I lavori sono finanziati per 60mila euro dall’ente Parco nazionale del Gargano e in collaborazione con il Comune per migliorare la fruizione del patrimonio storico culturale di questo territorio, dove si trova l’area, principalmente all’interno di una grande grotta, su cui studiosi e archeologi hanno accertato la presenza dell’uomo risalente a migliaia di anni fa e collocata nella cosiddetta “Età del bronzo”.
Al sito è stato dato il nome di “Grottone Manaccora”, da sempre meta anche di turisti e visitatori, a tal fine adesso si vorrebbe migliorarne la fruizione, ribadendo l’importanza di questo pezzo del patrimonio locale e di riflesso nazionale.
A tal proposito, sull’importanza vai bene riassumere ciò che lo stesso ente Parco del Gargano ha sintetizzato in una scheda informativa: “Nella grande grotta che si affaccia sulla baia di Manaccora, tra Peschici e Vieste, fin dagli anni ‘30 del secolo scorso sono state condotte ricerche archeologiche che hanno portato alla luce un gran numero di armi e di oggetti in bronzo, parti integranti di corredi funerari rinvenuti in gran numero all’intemo delle cavità della grotta, usate come sepolcri. Il cosiddetto Grottone di Manaccora ha avuto una sorte dall’altalenante fortuna, vivendo periodi grande importanza seguiti da lunghi anni di degrado e di abbandono.

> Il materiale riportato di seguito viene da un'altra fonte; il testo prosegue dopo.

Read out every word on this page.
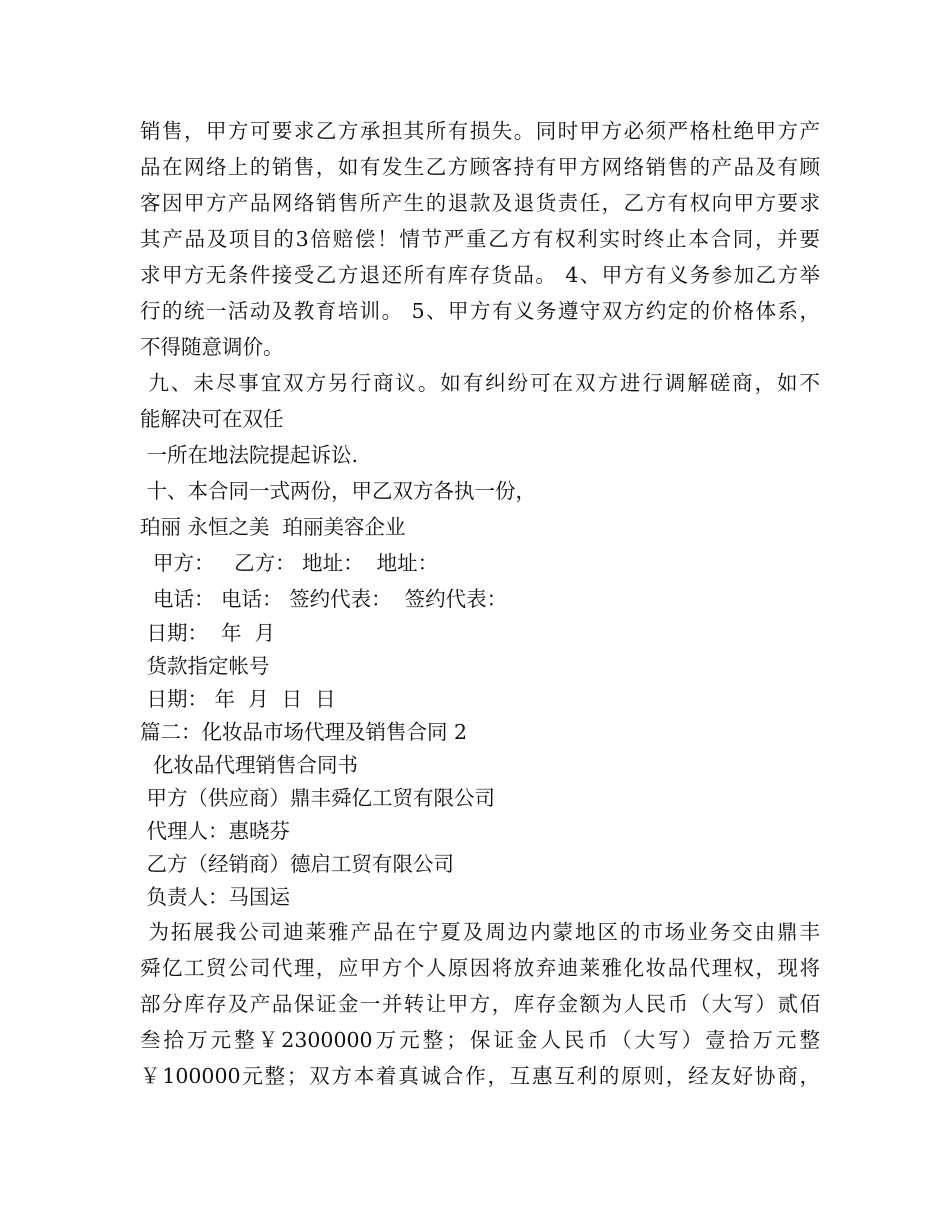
销售，甲方可要求乙方承担其所有损失。同时甲方必须严格杜绝甲方产
品在网络上的销售，如有发生乙方顾客持有甲方网络销售的产品及有顾
客因甲方产品网络销售所产生的退款及退货责任，乙方有权向甲方要求
其产品及项目的3倍赔偿！情节严重乙方有权利实时终止本合同，并要
求甲方无条件接受乙方退还所有库存货品。 4、甲方有义务参加乙方举
行的统一活动及教育培训。 5、甲方有义务遵守双方约定的价格体系，
不得随意调价。
九、未尽事宜双方另行商议。如有纠纷可在双方进行调解磋商，如不
能解决可在双任
一所在地法院提起诉讼.
十、本合同一式两份，甲乙双方各执一份，
珀丽 永恒之美  珀丽美容企业
甲方：   乙方： 地址：  地址：
电话： 电话： 签约代表：  签约代表：
日期：  年  月
货款指定帐号
日期： 年  月  日  日
篇二：化妆品市场代理及销售合同 2
化妆品代理销售合同书
甲方（供应商）鼎丰舜亿工贸有限公司
代理人：惠晓芬
乙方（经销商）德启工贸有限公司
负责人：马国运
为拓展我公司迪莱雅产品在宁夏及周边内蒙地区的市场业务交由鼎丰
舜亿工贸公司代理，应甲方个人原因将放弃迪莱雅化妆品代理权，现将
部分库存及产品保证金一并转让甲方，库存金额为人民币（大写）贰佰
叁拾万元整￥2300000万元整；保证金人民币（大写）壹拾万元整
￥100000元整；双方本着真诚合作，互惠互利的原则，经友好协商，
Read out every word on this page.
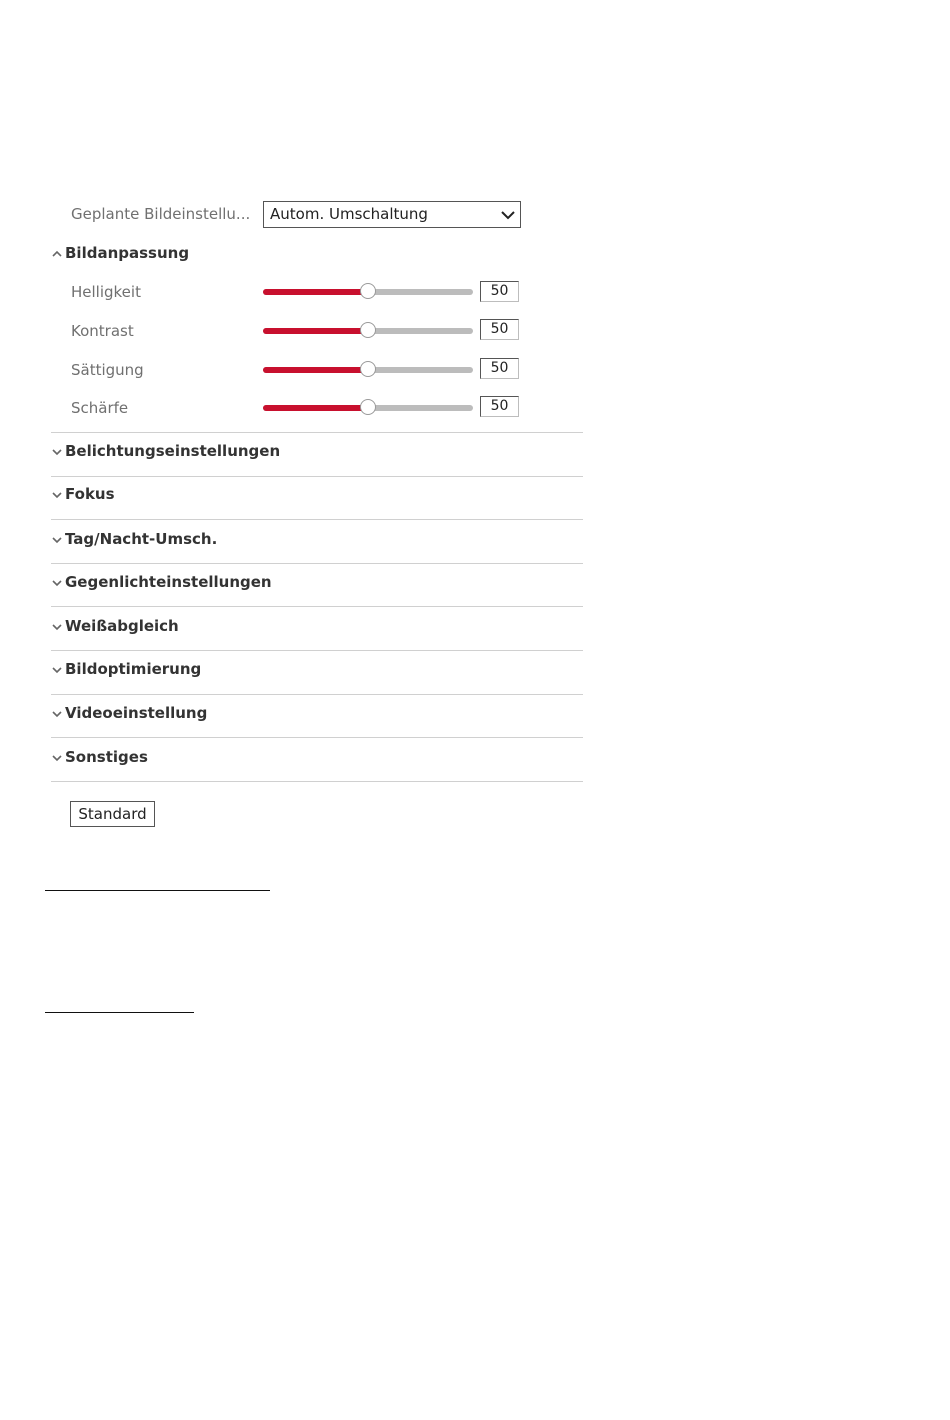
Geplante Bildeinstellu... Autom. Umschaltung
Bildanpassung
Helligkeit	50
Kontrast	50
Sättigung	50
Schärfe	50
Belichtungseinstellungen
Fokus
Tag/Nacht-Umsch.
Gegenlichteinstellungen
Weißabgleich
Bildoptimierung
Videoeinstellung
Sonstiges
Standard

Proprio agli studi dei primi anni del ‘900 sono seguiti anni di completa incuria del grande ipogeo naturale, usato perfino come stalla per il ricovero stagionale degli animali e deturpato dal lavoro delle ruspe per lo spianamento dei divisori a secco”, sottolineando che il purtroppo il sito negli anni è stato anche oggetto di saccheggi nella parte in cui allocavano le sepolture funerarie.
Nel corso degli anni, sono state eseguite indagini specialistiche che hanno portato, fra l’altro, “al ritrovamento di una abitazione, posizionata a ridosso della parete rocciosa, delimitata su sue lati da un muretto, suggerendo l’esistenza di una copertura a tettoia, sostenuta sulla parte frontale dai pali e su quella posteriore dalle naturali sporgenze della roccia”.